A reader’s best retreats in Los Angeles

(This is a repost of an entry I submitted at GoneReading.com — visit the site and help do some good for worldwide literacy!)

Ask people what first comes to mind when they think of Los Angeles, and there’s a good chance they’ll say, “driving.”  If you ask a native, they may say so, too.  In a kind of resigned mutter.

Los Angeles is the 20th century automotive city: the triumph of the car over topography, centrality and distance.  Which mandates sitting in your automobile for long stretches of time, getting from Santa Ana to Thousand Oaks, or from Irvine to Encino (OMG, that’s a haul!).

And since I moved here from Chicago, that’s meant not being able to read on the way.

Major eastern cities with long commutes and public transit systems allow unique opportunities to dive into a book while you’re waiting to reach your station.  When you’re in a car, though, audiobooks are, IMHO, a slight (and pricey) substitute for being able to pull last week’s New Yorker or your dogeared Ed McBain out of your backpack.

But Los Angeles is still a city with plenty of readers. You’ll find them in the coffeehouses of Los Feliz or Studio City.  Reading scripts.  Running lines.  Diving into self-actualization guides (yes, we do that out here.  You would, too).  Or actually reading honest-to-God fiction.  There are plenty of iPads and NOOKs to be seen, and plenty of people hunkered down over them in places like Starbucks or the indie spots like Alcove or the Bourgeois Pig.  Sitting on a sculpted, landscape slope at the Getty with the city laid out below you is a spectacular venue, as well.  If you want to leave the city in your dust and read under the open sky, it’s a remarkably convenient trip to the recesses of Griffith Park or Topanga Canyon, too.

But my favorite spot (so far) to read is one that, frankly, surprised me.  It’s purpose-built for readers…and it’s symbolic of present-day struggles: The Los Angeles Central Library is a monument, a veritable temple, designed in 1926 by Bertram Goodhue.  The mosaic pyramid atop this landmark makes you think of shrines of antiquity, as it was meant to; its sleek,Modernist/Beaux-Arts is gorgeous and timeless, its interiors spacious and cool and replete with reading rooms, nooks and benches.  It’s a throwback to a different era, and I get a sense of real retreat into a more cloistered place, mentally and physically, when I enter it.

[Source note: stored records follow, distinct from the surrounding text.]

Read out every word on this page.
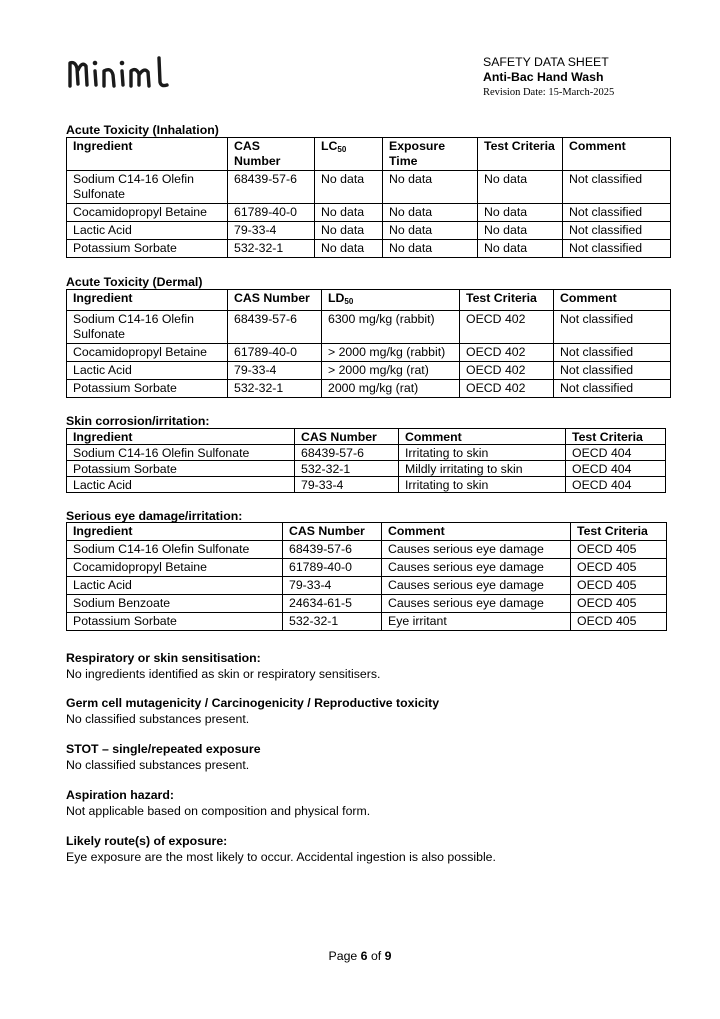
SAFETY DATA SHEET
Anti-Bac Hand Wash
Revision Date: 15-March-2025
Acute Toxicity (Inhalation)
Ingredient	CAS Number	$LC_{50}$	Exposure Time	Test Criteria	Comment
Sodium C14-16 Olefin Sulfonate	68439-57-6	No data	No data	No data	Not classified
Cocamidopropyl Betaine	61789-40-0	No data	No data	No data	Not classified
Lactic Acid	79-33-4	No data	No data	No data	Not classified
Potassium Sorbate	532-32-1	No data	No data	No data	Not classified
Acute Toxicity (Dermal)
Ingredient	CAS Number	$LD_{50}$	Test Criteria	Comment
Sodium C14-16 Olefin Sulfonate	68439-57-6	6300 mg/kg (rabbit)	OECD 402	Not classified
Cocamidopropyl Betaine	61789-40-0	> 2000 mg/kg (rabbit)	OECD 402	Not classified
Lactic Acid	79-33-4	> 2000 mg/kg (rat)	OECD 402	Not classified
Potassium Sorbate	532-32-1	2000 mg/kg (rat)	OECD 402	Not classified
Skin corrosion/irritation:
Ingredient	CAS Number	Comment	Test Criteria
Sodium C14-16 Olefin Sulfonate	68439-57-6	Irritating to skin	OECD 404
Potassium Sorbate	532-32-1	Mildly irritating to skin	OECD 404
Lactic Acid	79-33-4	Irritating to skin	OECD 404
Serious eye damage/irritation:
Ingredient	CAS Number	Comment	Test Criteria
Sodium C14-16 Olefin Sulfonate	68439-57-6	Causes serious eye damage	OECD 405
Cocamidopropyl Betaine	61789-40-0	Causes serious eye damage	OECD 405
Lactic Acid	79-33-4	Causes serious eye damage	OECD 405
Sodium Benzoate	24634-61-5	Causes serious eye damage	OECD 405
Potassium Sorbate	532-32-1	Eye irritant	OECD 405
Respiratory or skin sensitisation:
No ingredients identified as skin or respiratory sensitisers.
Germ cell mutagenicity / Carcinogenicity / Reproductive toxicity
No classified substances present.
STOT – single/repeated exposure
No classified substances present.
Aspiration hazard:
Not applicable based on composition and physical form.
Likely route(s) of exposure:
Eye exposure are the most likely to occur. Accidental ingestion is also possible.
Page 6 of 9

The library was thoroughly revamped after fires in 1986 that did massive damage.  Expansions over the years have added depth and facility.  But every library in the L.A. system faces the budgetary vise that’s affecting civic libraries across the country.  The place is closed on Sundays and Mondays, hours curtailed on other days, and there’s the constant mutter that libraries may be antiques, that the Web and e-reading make them superfluous.

But the temple allusion holds, in my mind.  Libraries are about people coming together in common cause. If you atomize reading and libraries too much, you lose part of their purpose – the singular sense you get that you’re among people who are there to read, to learn, to explore the stacks for a book that’s an exploration in and of itself.  Anyone who’s ever perused a checkout card knows what I’m saying.  In a city like L.A., already scattered and partitioned in so many ways, libraries like the Central are essential glue in making this city – or any other — seem like a community.